ROMA- Quando ho iniziato a fare questo lavoro, nel 2002, ero cosciente di avere davanti a me una bella gavetta. Da subito ho capito che prima di tutto dovevo imparare a conoscere la categoria. Così ho fatto. Ma non lascio giudizio sull’intero comparto giornalistico, perché sono convinto che il buon giornalismo esiste ancora, dipende da come lo si vuole fare e, soprattutto, come ti danno modo di poterlo fare. Una categoria che è in crisi, questo lo sanno tutti. È difficile fare giornalismo. Quando nel 2009 ho deciso di aprire quotidianoitalia.it ero altrettanto convinto di avere davanti una strada talmente difficile che, spesso, mi ha portato allo sconforto, ma non mi sono lasciato intimorire, ho guardato avanti cosciente che la mia idea di un buon giornalismo non doveva essere distrutta dalle idee altrui. Creare un giornale che potesse dare spazio a tutti indistintamente. Così ho fatto. Certo, crescere in questo modo si rivela sempre più difficile, perché c’è chi fa della cronaca la sola arma per il clik. Ma a me non interessa il clik, a me interessa che la mia figura di giornalista, iscritto all’ordine della Campania, sia classificata tale, e al cittadino arrivi una buona informazione. Se sto sbagliano linea editoriale me ne assumo le responsabilità, ma vado avanti.

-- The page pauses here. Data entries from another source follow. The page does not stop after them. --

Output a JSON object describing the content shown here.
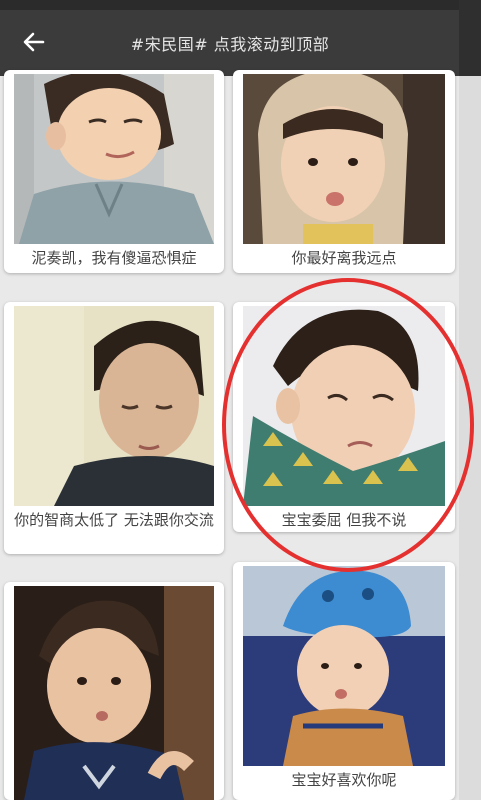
{
  "header": {
    "title": "#宋民国#  点我滚动到顶部",
    "back_icon": "arrow-left-icon"
  },
  "colors": {
    "header_bg": "#3b3b3b",
    "highlight": "#e53030",
    "card_bg": "#ffffff"
  },
  "grid": {
    "items": [
      {
        "caption": "泥奏凯，我有傻逼恐惧症"
      },
      {
        "caption": "你最好离我远点"
      },
      {
        "caption": "你的智商太低了    无法跟你交流"
      },
      {
        "caption": "宝宝委屈 但我不说"
      },
      {
        "caption": ""
      },
      {
        "caption": "宝宝好喜欢你呢"
      }
    ]
  }
}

Detto ciò, posso dire che quello che si sta vivendo in queste ore con il caso Belpietro, quello di Porro, sia l’accensione del motore di una macchina più potente di quella che i giornalisti veri usano tutti i giorni per contrastare il sistema. Oramai i grandi giornali sembra la pensano tutti allo stesso modo. Come se si stesse dettando una linea ben precisa da seguire, e nonostante i giornali online sono tanti, non riescono a contrastare questa deriva. Ma non lo dico solo io, anche gli stessi attori che siedono nei banchi del potere, hanno iniziato a capire che qualcosa non va. E tutto si gioca intorno al referendum costituzione, dove la voce del SÌ deve essere maggiore della voce del NO. Il caso Belpietro è emblematico visto che nel Palazzo tutti, ma proprio tutti, lo hanno letto allo stesso modo: portare uno strumento di comunicazione con l’elettorato moderato, di centrodestra, sul versante del fronte del «Sì» renziano, appare l’unico scopo. Ha detto bene Gaetano Guagliariello: “ Una situazione del genere. È il colmo. Finiremo per scrivere sui muri”. Portare Libero su una linea editoriale diversa, cambiare un direttore del Tg3 troppo irriducibile, o far fuori dal palinsesto Rai una trasmissione come Virus, sono facce della stessa medaglia.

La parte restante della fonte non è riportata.